Blob Blame History Raw
From a44e84a9b7764c72896f7241a0ec9ac7e7ef38dd Mon Sep 17 00:00:00 2001
From: Jan Kara <jack@suse.cz>
Date: Wed, 23 Nov 2022 20:39:50 +0100
Subject: [PATCH] ext4: fix deadlock due to mbcache entry corruption
Git-commit: a44e84a9b7764c72896f7241a0ec9ac7e7ef38dd
Patch-mainline: v6.2-rc1
References: bsc#1207653

When manipulating xattr blocks, we can deadlock infinitely looping
inside ext4_xattr_block_set() where we constantly keep finding xattr
block for reuse in mbcache but we are unable to reuse it because its
reference count is too big. This happens because cache entry for the
xattr block is marked as reusable (e_reusable set) although its
reference count is too big.
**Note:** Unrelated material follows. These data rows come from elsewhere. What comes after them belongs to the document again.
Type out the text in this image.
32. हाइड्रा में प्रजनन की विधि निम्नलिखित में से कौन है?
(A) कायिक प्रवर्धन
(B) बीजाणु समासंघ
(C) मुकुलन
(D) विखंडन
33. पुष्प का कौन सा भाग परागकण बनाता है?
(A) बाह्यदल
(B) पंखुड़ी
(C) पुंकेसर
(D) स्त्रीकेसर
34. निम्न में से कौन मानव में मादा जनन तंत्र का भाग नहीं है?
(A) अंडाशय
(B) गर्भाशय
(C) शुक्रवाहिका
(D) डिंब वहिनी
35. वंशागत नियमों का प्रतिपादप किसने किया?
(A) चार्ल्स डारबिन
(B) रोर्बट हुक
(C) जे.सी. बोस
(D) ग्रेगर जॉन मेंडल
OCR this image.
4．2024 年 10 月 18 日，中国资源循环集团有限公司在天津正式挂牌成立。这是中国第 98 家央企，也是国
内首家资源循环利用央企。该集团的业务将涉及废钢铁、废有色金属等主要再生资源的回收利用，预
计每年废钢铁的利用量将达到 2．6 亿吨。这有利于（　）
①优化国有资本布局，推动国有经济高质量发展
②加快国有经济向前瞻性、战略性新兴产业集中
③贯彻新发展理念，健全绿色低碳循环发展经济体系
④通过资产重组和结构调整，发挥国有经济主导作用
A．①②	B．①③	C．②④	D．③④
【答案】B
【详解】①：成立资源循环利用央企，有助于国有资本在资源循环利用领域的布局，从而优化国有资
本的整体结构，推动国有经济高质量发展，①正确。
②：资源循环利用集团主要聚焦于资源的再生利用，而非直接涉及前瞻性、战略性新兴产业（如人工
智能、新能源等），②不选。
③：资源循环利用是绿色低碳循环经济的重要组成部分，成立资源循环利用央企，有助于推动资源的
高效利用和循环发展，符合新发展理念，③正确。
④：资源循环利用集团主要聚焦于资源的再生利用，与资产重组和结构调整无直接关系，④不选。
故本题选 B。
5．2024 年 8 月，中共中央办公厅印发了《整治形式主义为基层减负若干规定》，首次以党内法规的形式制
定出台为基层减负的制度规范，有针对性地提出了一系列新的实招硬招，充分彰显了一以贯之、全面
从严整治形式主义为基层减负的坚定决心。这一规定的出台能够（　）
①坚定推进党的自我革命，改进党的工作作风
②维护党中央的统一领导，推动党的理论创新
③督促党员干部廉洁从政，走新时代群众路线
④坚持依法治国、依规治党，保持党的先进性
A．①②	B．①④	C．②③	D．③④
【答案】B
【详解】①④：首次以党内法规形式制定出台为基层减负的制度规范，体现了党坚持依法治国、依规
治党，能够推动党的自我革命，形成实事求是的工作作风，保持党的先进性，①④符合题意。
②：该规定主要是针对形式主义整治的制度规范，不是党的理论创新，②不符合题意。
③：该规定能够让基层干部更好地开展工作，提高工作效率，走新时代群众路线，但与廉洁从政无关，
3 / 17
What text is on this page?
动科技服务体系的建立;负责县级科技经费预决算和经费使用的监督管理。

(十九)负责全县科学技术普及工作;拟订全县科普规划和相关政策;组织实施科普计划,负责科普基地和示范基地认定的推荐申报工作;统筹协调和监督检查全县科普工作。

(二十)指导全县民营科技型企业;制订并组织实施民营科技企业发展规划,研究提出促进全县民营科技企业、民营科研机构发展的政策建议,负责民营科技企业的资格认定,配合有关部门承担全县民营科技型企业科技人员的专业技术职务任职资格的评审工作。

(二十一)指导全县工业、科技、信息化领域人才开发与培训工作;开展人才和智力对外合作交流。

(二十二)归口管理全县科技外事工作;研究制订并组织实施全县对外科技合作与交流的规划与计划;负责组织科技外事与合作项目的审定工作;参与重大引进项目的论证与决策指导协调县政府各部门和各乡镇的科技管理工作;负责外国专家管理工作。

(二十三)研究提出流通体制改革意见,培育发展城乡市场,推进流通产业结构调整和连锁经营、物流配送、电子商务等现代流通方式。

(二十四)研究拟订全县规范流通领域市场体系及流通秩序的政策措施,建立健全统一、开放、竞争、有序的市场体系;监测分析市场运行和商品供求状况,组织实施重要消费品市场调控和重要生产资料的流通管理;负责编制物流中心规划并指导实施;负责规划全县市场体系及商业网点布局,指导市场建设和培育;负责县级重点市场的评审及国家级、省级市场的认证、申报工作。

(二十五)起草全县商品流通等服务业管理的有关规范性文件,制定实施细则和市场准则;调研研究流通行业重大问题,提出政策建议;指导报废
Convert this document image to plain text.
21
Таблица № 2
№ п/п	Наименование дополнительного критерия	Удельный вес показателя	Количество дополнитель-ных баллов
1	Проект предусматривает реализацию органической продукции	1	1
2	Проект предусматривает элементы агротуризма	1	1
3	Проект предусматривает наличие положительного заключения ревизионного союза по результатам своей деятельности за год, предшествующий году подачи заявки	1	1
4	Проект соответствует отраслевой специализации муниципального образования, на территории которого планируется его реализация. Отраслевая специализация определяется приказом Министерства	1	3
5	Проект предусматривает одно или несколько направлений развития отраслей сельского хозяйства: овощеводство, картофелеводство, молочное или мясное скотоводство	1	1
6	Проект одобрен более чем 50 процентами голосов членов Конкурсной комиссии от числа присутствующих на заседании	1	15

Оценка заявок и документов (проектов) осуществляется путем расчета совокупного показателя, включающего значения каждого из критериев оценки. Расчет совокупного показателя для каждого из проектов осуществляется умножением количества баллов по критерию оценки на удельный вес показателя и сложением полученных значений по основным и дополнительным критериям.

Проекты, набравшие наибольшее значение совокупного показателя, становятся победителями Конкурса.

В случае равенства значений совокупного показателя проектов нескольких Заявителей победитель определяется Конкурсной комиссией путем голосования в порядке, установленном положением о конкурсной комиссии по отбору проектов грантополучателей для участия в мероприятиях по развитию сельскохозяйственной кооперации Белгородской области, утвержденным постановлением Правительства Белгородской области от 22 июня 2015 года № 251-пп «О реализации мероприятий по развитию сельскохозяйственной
When this inconsistency happens, this
inconsistent state is kept indefinitely and so ext4_xattr_block_set()
keeps retrying indefinitely.

The inconsistent state is caused by non-atomic update of e_reusable bit.
e_reusable is part of a bitfield and e_reusable update can race with
update of e_referenced bit in the same bitfield resulting in loss of one
of the updates. Fix the problem by using atomic bitops instead.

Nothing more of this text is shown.